Mitten in München:Wetter für Städter

Wetterfeste Münchner brauchen keine hochsensiblen Geräte, um präzise zu ergründen, was sich an Tiefdruckgebieten und Sturmfronten über ihnen zusammenbraut

Von Jürgen Wolfram

Was machen sie zur Bestätigung ihrer wackeligen Prognosen nicht alles für Bauchaufschwünge. Stehen in Gummistiefeln knietief im Teufelsmoor, halten auf der Insel Hiddensee Mikrofone vom Format frisch geborener Lämmer in den Wind, loten am Funtensee bibbernd aus, wo sich Deutschland und Grönland am ähnlichsten sind. Die Meteorologen im Dienst der Medien lassen nichts unversucht, jeden Wetterumschwung, der sich ankündigt, bis hin zur löchrigsten Cumuluswolke zu erspüren. Manchmal liegen sie mit ihrer Vorhersage dennoch daneben. Dann fällt in ihren Reihen das Stimmungsbarometer dramatisch, denn es droht ein Donnerwetter vom Intendanten. Es sei denn, Katja Horneffer, Claudia Kleinert & Co. lächeln über die Irrtümer ihrer Messstationen so gekonnt hinweg wie Korrespondenten bei nachlassender Textsicherheit.

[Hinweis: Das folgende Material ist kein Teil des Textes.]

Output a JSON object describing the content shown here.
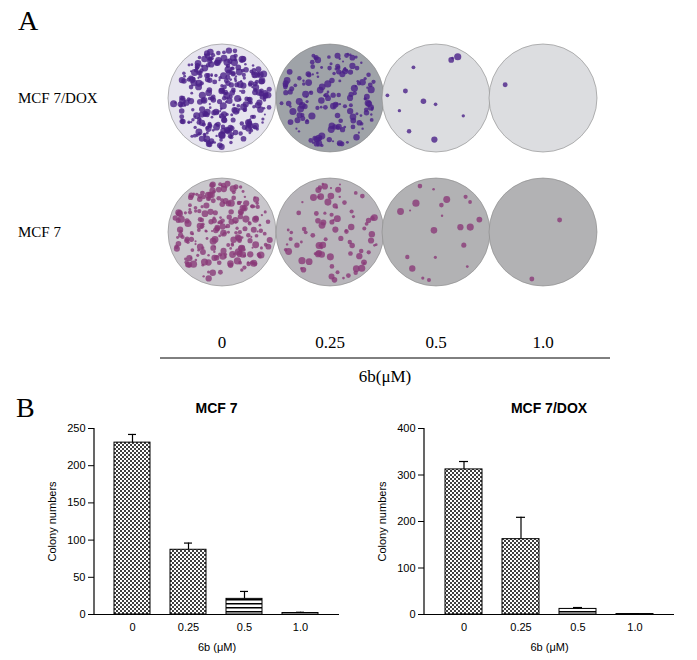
{
  "panel_labels": [
    "A",
    "B"
  ],
  "panel_a": {
    "rows": [
      "MCF 7/DOX",
      "MCF 7"
    ],
    "columns": [
      "0",
      "0.25",
      "0.5",
      "1.0"
    ],
    "axis_label": "6b(μM)"
  },
  "chart_data": [
    {
      "type": "bar",
      "title": "MCF 7",
      "categories": [
        "0",
        "0.25",
        "0.5",
        "1.0"
      ],
      "values": [
        231,
        87,
        21,
        2
      ],
      "errors": [
        11,
        9,
        10,
        1
      ],
      "x_label": "6b (μM)",
      "y_label": "Colony numbers",
      "color": "#000000",
      "ylim": [
        0,
        250
      ],
      "yticks": [
        0,
        50,
        100,
        150,
        200,
        250
      ],
      "grid": false,
      "data_labels": false
    },
    {
      "type": "bar",
      "title": "MCF 7/DOX",
      "categories": [
        "0",
        "0.25",
        "0.5",
        "1.0"
      ],
      "values": [
        312,
        162,
        12,
        1
      ],
      "errors": [
        17,
        47,
        3,
        1
      ],
      "x_label": "6b (μM)",
      "y_label": "Colony numbers",
      "color": "#000000",
      "ylim": [
        0,
        400
      ],
      "yticks": [
        0,
        100,
        200,
        300,
        400
      ],
      "grid": false,
      "data_labels": false
    }
  ]
}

Wetterfeste Münchner brauchen keine hochsensiblen Geräte, um präzise zu ergründen, was sich über ihnen zusammenbraut. Sofern sie sich nicht überhaupt auf Bauernregeln verlassen, reichen ihnen zur Wahrnehmung der Witterungslage die Sinnesorgane völlig aus. Wabert beispielsweise starker Malzgeruch aus Großbrauereien durch die Arnulfstraße oder die Marsstraße, sinkt erwiesenermaßen der Luftdruck. Die Schwalben fliegen tief, alles wirkt irgendwie niedergedrückt, und das auch ohne direkte Alkoholeinwirkung. Zieht Sturm auf, merkt der Landeshauptstädter das nicht etwa am wehenden Haar seiner Begleiterin, sondern daran, dass der weithin sichtbare Stern auf dem Mercedes-Center erstarrt. Denn ab einer gewissen Orkanstärke arretiert das Facility Management sein Firmensymbol auf so windschnittige Weise, dass sich garantiert nichts mehr bewegt. Was sind gegen solche Indikatoren schon angeblich exakte Messmethoden, wenn diese doch nur wieder Toleranzen aufweisen? Manchmal können Faustregeln denkbar simpel sein. Verschwinden etwa der Fernsehturm und das SZ-Hochhaus von der Bildfläche, tja, dann herrscht wahrscheinlich dichter Nebel. Ein dreifach Hoch auf den Wetterbericht von der Isar!